Joined: 07 Mar 2007
|Posted: Sat Feb 08, 2020 7:36 pm Post subject: gcc tuning Lowest Common Denomintator flags script
|Has anyone written a script to generate a set of "lowest common denominator" for two (or maybe more) different but similar CPUs? (If not, I'll try, but I'd rather not reinvent the wheel.)
<oops>Sorry for the duplicate postings - I got (clearly false) messages saying "Submit" had failed, so I tried again</oops>
To elaborate, my use case is a new AMD Ryzen 9 3900X in my desktop machine, with enough power to compile qtwebengine and anything else, and an AMD A9 9420 in my laptop (approx 13.5 times slower on big stuff like that). In terms of code, the two processors are fairly similar, even though their performance is wildly different. I want to emerge everything just once on the new desktop, and create binary package host that the laptop can use to save compiling stuff thereupon.
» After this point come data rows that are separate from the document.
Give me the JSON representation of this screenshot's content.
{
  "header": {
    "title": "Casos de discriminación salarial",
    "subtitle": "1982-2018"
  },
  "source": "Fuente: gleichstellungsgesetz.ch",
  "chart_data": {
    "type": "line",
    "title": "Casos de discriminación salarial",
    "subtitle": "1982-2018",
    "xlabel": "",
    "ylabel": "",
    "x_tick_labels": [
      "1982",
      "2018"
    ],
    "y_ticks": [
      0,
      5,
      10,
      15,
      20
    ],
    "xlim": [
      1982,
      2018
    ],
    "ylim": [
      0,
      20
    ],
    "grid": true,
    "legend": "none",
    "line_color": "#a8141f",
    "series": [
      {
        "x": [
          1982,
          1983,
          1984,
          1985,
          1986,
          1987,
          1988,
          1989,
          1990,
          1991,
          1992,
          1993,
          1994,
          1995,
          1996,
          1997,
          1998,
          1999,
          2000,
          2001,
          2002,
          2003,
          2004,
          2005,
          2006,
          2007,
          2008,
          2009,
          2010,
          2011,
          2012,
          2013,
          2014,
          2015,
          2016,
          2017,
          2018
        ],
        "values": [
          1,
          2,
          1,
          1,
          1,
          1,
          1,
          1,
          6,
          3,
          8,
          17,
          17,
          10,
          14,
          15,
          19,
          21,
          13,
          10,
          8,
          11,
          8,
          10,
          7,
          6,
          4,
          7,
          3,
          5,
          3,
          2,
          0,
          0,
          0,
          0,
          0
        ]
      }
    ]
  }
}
tells me that the Ryzen is march=znver2, and the A9 is march=bdver4, along with a list of target-specific flag settings. Now a naive approach would be to specify:
|gcc -march=native -Q --help=target |
but there are a few flags that need to be disabled in from the bdver4 settings, which if I've compared the help=target listings correctly, gives me:
|CFLAGS="-march=bdver4 -mtune=znver2" |
|CFLAGS="-march=bdver4 -mtune=znver2 -mno-avx256-split-unaligned-store -mno-fma4 -mno-lwp -mno-tbm -mno-xop -mno-xsaves" |
As this is a pretty tricky process, it should be relatively easy to automate. In fact, so easy, surely someone's done it already...
Another tweak is possible using differing CPU_FLAGS_X86 settings on the two boxes. Some, but not all, of the differing -m... tuning flags can appear in CPU_FLAGS_X86, and "emerge --usepkg" will spot the different settings and choose to compile a processor-specific version on the A9, but only for packages which specify the relevant USE flags. So this trick will sometimes, but not always, exploit extra optimizations on the A9.
Thinking about this some more, if I set up the LCM binary package host, and then use that to install the running system on the Ryzen, that would allow similar upgrades there. I'm pretty sure there must be a way to create a binary package host as if I were cross-compiling. I presume it's using the chroot and crossdev stuff in the Cross build environment wiki entry, though without many of the problems resulting from 100% dissimilar architectures. (Did I miss a simpler wiki item on cross-building - that one's complicated by totally different hardware architectures requiring qemu?)